Vancouver is still such a beautiful city. I was born there and sometimes I miss living there. My grandmother lived in poverty raising 4 children (husband in 'The San" with TB) in a house on a 33-foot lot that is now worth well over a million dollars. I have a book called "Through Lion's Gate" published in 1969 by the Vancouver Real Estate Board that captures the Vancouver I remember and love - before it was 'discovered' by the rest of the world. As I recall, the fall colours in the mid-20th century were lovely but certainly not as diverse as they are now with so many varieties of introduced trees and shrubs planted over the decades. The thing I do remember is how the North Shore mountains were always so vivid - any day it wasn't raining, that is.
I don't know the book, but here's a page referring to it: Through Lions Gate - Vancouver Is Awesome I see that Daniel Izzard was a painter - is it a collection of his paintings?

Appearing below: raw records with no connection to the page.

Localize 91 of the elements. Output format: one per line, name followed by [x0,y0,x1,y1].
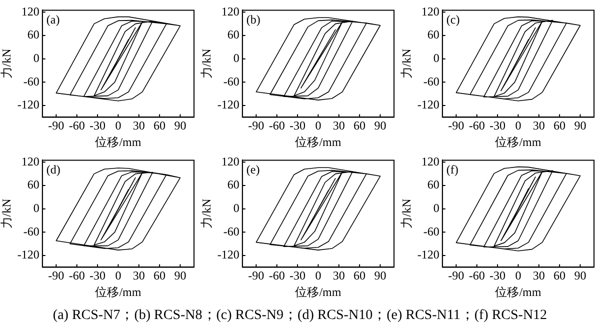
y-tick-label: 120 [221,4,240,18]
y-tick-label: 0 [233,50,240,65]
x-tick-label: -90 [248,268,264,283]
x-tick-label: 0 [515,268,522,283]
x-tick-label: -30 [90,268,106,283]
y-tick-label: -60 [23,74,40,88]
x-tick-label: -90 [448,268,464,283]
x-tick-label: -30 [290,268,306,283]
x-tick-label: 30 [132,268,145,283]
x-tick-label: 0 [315,118,322,133]
y-tick-label: 60 [427,178,440,192]
x-tick-label: 90 [374,268,386,283]
annotation: (b) [246,12,260,26]
y-tick-label: 60 [227,28,240,42]
y-tick-label: 0 [33,200,40,215]
y-tick-label: 60 [27,28,40,42]
x-tick-label: 90 [174,118,186,133]
x-tick-label: 30 [532,268,545,283]
x-tick-label: 0 [315,268,322,283]
y-tick-label: -120 [417,248,440,262]
x-tick-label: 60 [554,118,566,133]
annotation: (c) [446,12,460,26]
x-tick-label: -60 [68,118,85,133]
x-tick-label: 30 [332,268,345,283]
x-tick-label: -30 [290,118,306,133]
y-axis-title: 力/kN [399,48,414,79]
x-axis-title: 位移/mm [95,134,142,149]
x-tick-label: -30 [490,118,506,133]
x-tick-label: 90 [374,118,386,133]
y-tick-label: 60 [27,178,40,192]
y-axis-title: 力/kN [0,198,14,229]
y-tick-label: -60 [223,74,240,88]
x-tick-label: -60 [268,268,285,283]
x-tick-label: 30 [332,118,345,133]
x-axis-title: 位移/mm [495,134,542,149]
x-tick-label: 30 [532,118,545,133]
x-tick-label: -60 [468,118,485,133]
y-tick-label: -60 [423,224,440,238]
x-tick-label: -60 [68,268,85,283]
x-tick-label: 60 [154,268,166,283]
y-tick-label: -120 [217,98,240,112]
x-tick-label: -90 [48,118,64,133]
y-axis-title: 力/kN [199,48,214,79]
y-tick-label: 120 [221,154,240,168]
x-tick-label: -90 [448,118,464,133]
y-axis-title: 力/kN [0,48,14,79]
x-tick-label: 0 [115,118,122,133]
y-tick-label: 0 [233,200,240,215]
y-tick-label: 0 [33,50,40,65]
x-axis-title: 位移/mm [295,284,342,299]
annotation: (a) [46,12,60,26]
y-tick-label: 60 [227,178,240,192]
x-tick-label: -60 [268,118,285,133]
y-tick-label: -120 [417,98,440,112]
annotation: (f) [446,162,458,176]
y-tick-label: -120 [17,248,40,262]
y-tick-label: -60 [223,224,240,238]
x-tick-label: 90 [574,118,586,133]
x-tick-label: 90 [574,268,586,283]
y-tick-label: 120 [21,154,40,168]
x-tick-label: 90 [174,268,186,283]
x-axis-title: 位移/mm [95,284,142,299]
x-axis-title: 位移/mm [295,134,342,149]
x-axis-title: 位移/mm [495,284,542,299]
x-tick-label: 0 [515,118,522,133]
y-tick-label: -120 [17,98,40,112]
x-tick-label: 60 [154,118,166,133]
x-tick-label: 60 [554,268,566,283]
x-tick-label: 0 [115,268,122,283]
x-tick-label: -30 [90,118,106,133]
y-tick-label: -120 [217,248,240,262]
y-tick-label: 60 [427,28,440,42]
y-axis-title: 力/kN [399,198,414,229]
y-tick-label: -60 [423,74,440,88]
x-tick-label: -60 [468,268,485,283]
y-tick-label: 0 [433,200,440,215]
x-tick-label: -90 [48,268,64,283]
annotation: (d) [46,162,60,176]
y-tick-label: 120 [21,4,40,18]
y-tick-label: 0 [433,50,440,65]
x-tick-label: 60 [354,118,366,133]
y-axis-title: 力/kN [199,198,214,229]
x-tick-label: 60 [354,268,366,283]
x-tick-label: -30 [490,268,506,283]
text: (a) RCS-N7；(b) RCS-N8；(c) RCS-N9；(d) RCS-N10；(e) RCS-N11；(f) RCS-N12 [52,307,548,324]
y-tick-label: -60 [23,224,40,238]
y-tick-label: 120 [421,4,440,18]
y-tick-label: 120 [421,154,440,168]
x-tick-label: 30 [132,118,145,133]
x-tick-label: -90 [248,118,264,133]
annotation: (e) [246,162,260,176]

The original book features beautiful photographs from around the City. It was probably motivated as a promotion to introduce prospective purchasers to consider buying in Vancouver. What a hard sell! :-) But, no, not a collection of paintings.
A lot of people think of Autumn colours as the deciduous trees, but how about the bronze of a Chamarsyparis pisifera Boulevard. It goes this colour every year amongst the fallen leaves of my maples in my garden.